India Reloaded
- Author: Dheeraj Sinha
- Language: English
- Genre: Marketing
- Publisher: Palgrave Macmillan
- Publication date: 2015
- Publication place: India
- Media type: Print (Hardback)
- ISBN: 978-1137367099

= India Reloaded: Inside India's Resurgent Consumer Market =

2015 book by Dheeraj Sinha

India Reloaded: Inside India's Resurgent Consumer Market is a 2015 book that was written by Dheeraj Sinha. It was first published on July 24, 2015, through Palgrave Macmillan and examines India' consumer market.

==Summary==
In the book Sinha reviews data from several outlets in order to examine success in the Indian consumer market.
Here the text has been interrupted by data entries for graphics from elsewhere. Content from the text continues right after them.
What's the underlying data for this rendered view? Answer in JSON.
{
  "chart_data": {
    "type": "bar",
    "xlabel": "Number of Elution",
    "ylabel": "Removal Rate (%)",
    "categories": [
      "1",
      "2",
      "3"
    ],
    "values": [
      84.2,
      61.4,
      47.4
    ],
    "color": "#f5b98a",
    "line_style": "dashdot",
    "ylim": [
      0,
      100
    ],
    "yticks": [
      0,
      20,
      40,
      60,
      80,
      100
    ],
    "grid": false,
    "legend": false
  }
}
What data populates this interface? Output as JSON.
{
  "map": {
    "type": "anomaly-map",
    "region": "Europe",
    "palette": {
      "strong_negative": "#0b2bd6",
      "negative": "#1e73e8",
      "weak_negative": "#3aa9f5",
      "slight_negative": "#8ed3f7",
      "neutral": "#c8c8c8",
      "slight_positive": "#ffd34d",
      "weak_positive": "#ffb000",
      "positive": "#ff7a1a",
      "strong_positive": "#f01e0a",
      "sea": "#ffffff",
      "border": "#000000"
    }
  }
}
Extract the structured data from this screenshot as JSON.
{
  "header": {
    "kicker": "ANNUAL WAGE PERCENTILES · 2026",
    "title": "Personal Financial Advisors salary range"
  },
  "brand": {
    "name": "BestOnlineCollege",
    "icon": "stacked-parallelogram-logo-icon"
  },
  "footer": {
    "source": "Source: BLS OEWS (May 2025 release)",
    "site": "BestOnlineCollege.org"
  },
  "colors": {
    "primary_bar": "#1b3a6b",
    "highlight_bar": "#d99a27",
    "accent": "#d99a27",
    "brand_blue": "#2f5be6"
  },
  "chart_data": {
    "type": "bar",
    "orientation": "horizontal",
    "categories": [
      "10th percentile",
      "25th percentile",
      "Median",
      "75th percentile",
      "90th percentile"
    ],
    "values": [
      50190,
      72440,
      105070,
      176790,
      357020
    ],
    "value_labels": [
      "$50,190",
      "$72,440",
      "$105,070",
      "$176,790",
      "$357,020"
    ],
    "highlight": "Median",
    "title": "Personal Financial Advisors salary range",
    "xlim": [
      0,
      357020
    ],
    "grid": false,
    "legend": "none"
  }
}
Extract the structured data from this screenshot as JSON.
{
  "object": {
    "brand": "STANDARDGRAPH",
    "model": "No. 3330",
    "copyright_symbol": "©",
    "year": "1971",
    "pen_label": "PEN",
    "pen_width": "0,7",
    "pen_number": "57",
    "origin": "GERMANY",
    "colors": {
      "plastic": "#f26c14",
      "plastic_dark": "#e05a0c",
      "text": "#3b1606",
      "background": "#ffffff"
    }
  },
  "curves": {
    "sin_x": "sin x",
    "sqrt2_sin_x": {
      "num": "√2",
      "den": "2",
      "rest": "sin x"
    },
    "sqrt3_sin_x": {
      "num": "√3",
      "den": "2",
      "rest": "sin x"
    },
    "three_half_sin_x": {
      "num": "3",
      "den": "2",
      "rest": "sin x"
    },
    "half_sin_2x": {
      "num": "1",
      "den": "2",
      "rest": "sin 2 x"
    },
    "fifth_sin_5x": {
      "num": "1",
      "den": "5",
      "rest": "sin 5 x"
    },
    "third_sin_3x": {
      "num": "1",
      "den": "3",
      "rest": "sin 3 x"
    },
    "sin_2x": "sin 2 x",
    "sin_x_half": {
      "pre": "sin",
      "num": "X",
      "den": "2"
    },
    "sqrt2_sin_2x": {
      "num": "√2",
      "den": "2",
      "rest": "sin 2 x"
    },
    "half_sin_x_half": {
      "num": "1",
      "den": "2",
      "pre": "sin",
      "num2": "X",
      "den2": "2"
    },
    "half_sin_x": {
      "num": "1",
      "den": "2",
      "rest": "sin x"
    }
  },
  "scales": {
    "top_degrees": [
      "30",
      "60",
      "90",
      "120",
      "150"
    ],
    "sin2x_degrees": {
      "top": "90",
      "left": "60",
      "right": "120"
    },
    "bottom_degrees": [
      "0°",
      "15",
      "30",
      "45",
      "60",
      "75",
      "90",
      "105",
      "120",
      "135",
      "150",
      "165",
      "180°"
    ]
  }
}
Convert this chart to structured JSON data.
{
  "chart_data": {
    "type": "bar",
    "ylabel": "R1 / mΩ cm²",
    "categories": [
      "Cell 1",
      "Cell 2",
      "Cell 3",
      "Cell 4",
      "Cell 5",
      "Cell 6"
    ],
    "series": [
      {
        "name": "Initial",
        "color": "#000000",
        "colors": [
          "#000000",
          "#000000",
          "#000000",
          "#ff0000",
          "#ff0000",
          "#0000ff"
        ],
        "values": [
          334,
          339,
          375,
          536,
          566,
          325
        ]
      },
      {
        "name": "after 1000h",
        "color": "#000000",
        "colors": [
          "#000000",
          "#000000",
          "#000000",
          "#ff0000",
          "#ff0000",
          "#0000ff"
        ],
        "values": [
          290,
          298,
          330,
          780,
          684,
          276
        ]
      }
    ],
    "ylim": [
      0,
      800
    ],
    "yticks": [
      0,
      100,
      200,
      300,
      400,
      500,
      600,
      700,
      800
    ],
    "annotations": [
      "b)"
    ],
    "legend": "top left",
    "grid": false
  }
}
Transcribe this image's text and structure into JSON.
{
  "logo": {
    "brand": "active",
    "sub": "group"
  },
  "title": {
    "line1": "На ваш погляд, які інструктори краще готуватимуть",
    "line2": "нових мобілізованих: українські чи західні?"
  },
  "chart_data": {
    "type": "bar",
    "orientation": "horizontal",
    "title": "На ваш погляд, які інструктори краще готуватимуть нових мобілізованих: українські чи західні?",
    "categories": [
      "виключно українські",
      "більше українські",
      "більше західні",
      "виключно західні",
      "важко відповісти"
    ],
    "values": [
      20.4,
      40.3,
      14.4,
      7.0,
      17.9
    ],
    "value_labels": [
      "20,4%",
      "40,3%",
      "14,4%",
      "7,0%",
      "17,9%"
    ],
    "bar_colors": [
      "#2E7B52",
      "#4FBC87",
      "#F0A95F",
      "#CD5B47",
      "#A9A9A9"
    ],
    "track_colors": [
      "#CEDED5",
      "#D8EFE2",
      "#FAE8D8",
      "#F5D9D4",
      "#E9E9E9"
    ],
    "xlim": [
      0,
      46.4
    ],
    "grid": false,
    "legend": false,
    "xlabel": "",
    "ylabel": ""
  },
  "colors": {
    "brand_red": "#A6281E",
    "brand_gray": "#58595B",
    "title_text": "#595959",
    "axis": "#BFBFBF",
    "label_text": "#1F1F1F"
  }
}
He also looks at several myths and contradictions surrounding this market and draws upon his own experiences.

==Reception==
Brand Equity wrote a mostly favorable review, criticizing Sinha for utilizing "bland business terms" while commending him for the "range and breadth of sources from which Dheeraj draws his data points, and mines them for insight." The Business Standard was mixed, writing "Some parts of the book are a bit tedious, especially when the author discusses political developments in great detail and describes Hindi films to show how popular culture reflects the changed thinking of consumers. But one thing is certain - if you want to understand the Indian mindset and how consumer psychology works, the book provides the on-ground realities and challenges for brands."